E.ON-Planungen bedrohen bayerische Schutzgebiete

07.06.2010

Der Energiekonzern E.ON hat Ende 2009 eine Potenzialstudie Wasserkraft in Bayern vorgelegt. Darin sind zahlreiche Vorhaben in wertvollen Schutzgebieten aufgeführt. Das Vorhaben am Augsburger Lech liegt in einem nach deutschem Naturschutzrecht maximal geschützten Gebiet. Es ist Naturschutzgebiet und europäisches Flora-Fauna-Habitat-Gebiet. Die Naturschutzverbände befürchten, dass E.ON in Augsburg einen Präzedenzfall schaffen will, um auch die anderen Vorhaben durchsetzen zu können.
Ein Bündnis aus Stadt Augsburg und Naturschutzverbänden fordert die Firma E.ON Wasserkraft GmbH auf, den Antrag auf Genehmigung des Kraftwerkes im Naturschutzgebiet Augsburger Stadtwald zurückzuziehen.

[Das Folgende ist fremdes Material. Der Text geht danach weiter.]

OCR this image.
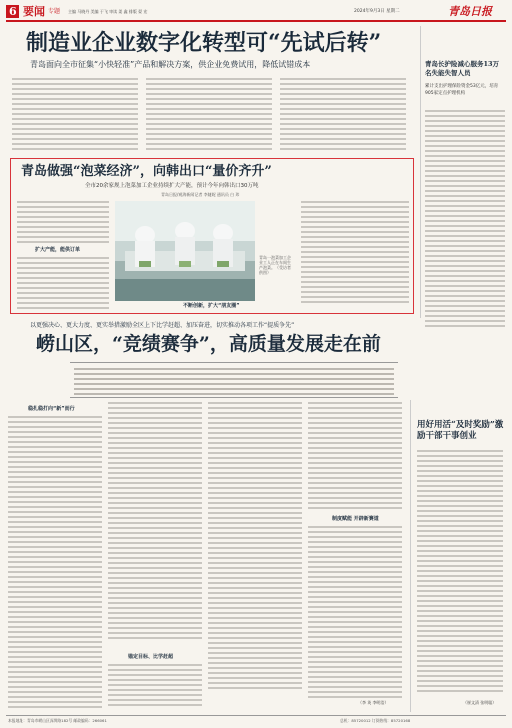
6 要闻 专题 主编 马晓丹 美编 于飞 审读 姜 鑫 排版 晏 宏	2024年9月3日 星期二	青岛日报
制造业企业数字化转型可“先试后转”
青岛面向全市征集“小快轻准”产品和解决方案，供企业免费试用，降低试错成本	青岛长护险减心服务13万名失能失智人员
累计支出护理保险资金53亿元，培育905家定点护理机构
青岛做强“泡菜经济”，向韩出口“量价齐升”
全市20余家规上泡菜加工企业持续扩大产能，预计今年向韩出口30万吨
青岛日报/观海新闻记者 李婕妮 通讯员 白 玮
扩大产能，能供订单
青岛一泡菜加工企业工人正在车间生产泡菜。（受访者供图）
不断创新，扩大“朋友圈”
以更强决心、更大力度、更实举措激励全区上下比学赶超、加压奋进，切实推动各项工作“提质争先”
崂山区，“竞绩赛争”，高质量发展走在前
稳扎稳打向“新”而行
锚定目标、比学赶超
制度赋能 开辟新赛道
（李 英 李明浩）
用好用活“及时奖励”激励干部干事创业
（崔文清 张明聪）
本报地址：青岛市崂山区深圳路182号 邮政编码：266061	总机：85720012 订阅热线：85720168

Vielmehr appellieren Stadt und Verbände an das bayerische Umweltministerium und die bayerische Wasserwirtschaftsverwaltung, den Lech auf der letzten längeren freien Fließstrecke in Deutschland so weitgehend wie möglich zu renaturieren und die nötigen Mittel dafür bereit zu stellen.
„Ein renaturierter Lech wäre ein Gewinn für Mensch und Natur“ so der Umweltreferent der Stadt Augsburg Rainer Schaal. Das Projekt Wertach vital oder die Renaturierung der Isar in München haben gezeigt, dass die Aufweitung von Flüssen vielfache Vorteile mit sich bringt. Im internationalen Jahr der Biologischen Vielfalt müssen wir die Verbesserung dieses großartigen und vielfältigen Lebensraumrestes von 10 km Länge am Augsburger Lech vorantreiben, zumal die Sicherung und Anhebung der Grundwasserstände durch eine Revitalisierung auch elementar für die Trinkwassergewinnung  in der Region Augsburg sei. Die Stadt Augsburg als politische Gemeinde hat sich deshalb auch in einer einstimmig angenommenen Resolution für eine Revitalisierung des Lechs und gegen einen Kraftwerksbau im Naturschutzgebiet ausgesprochen.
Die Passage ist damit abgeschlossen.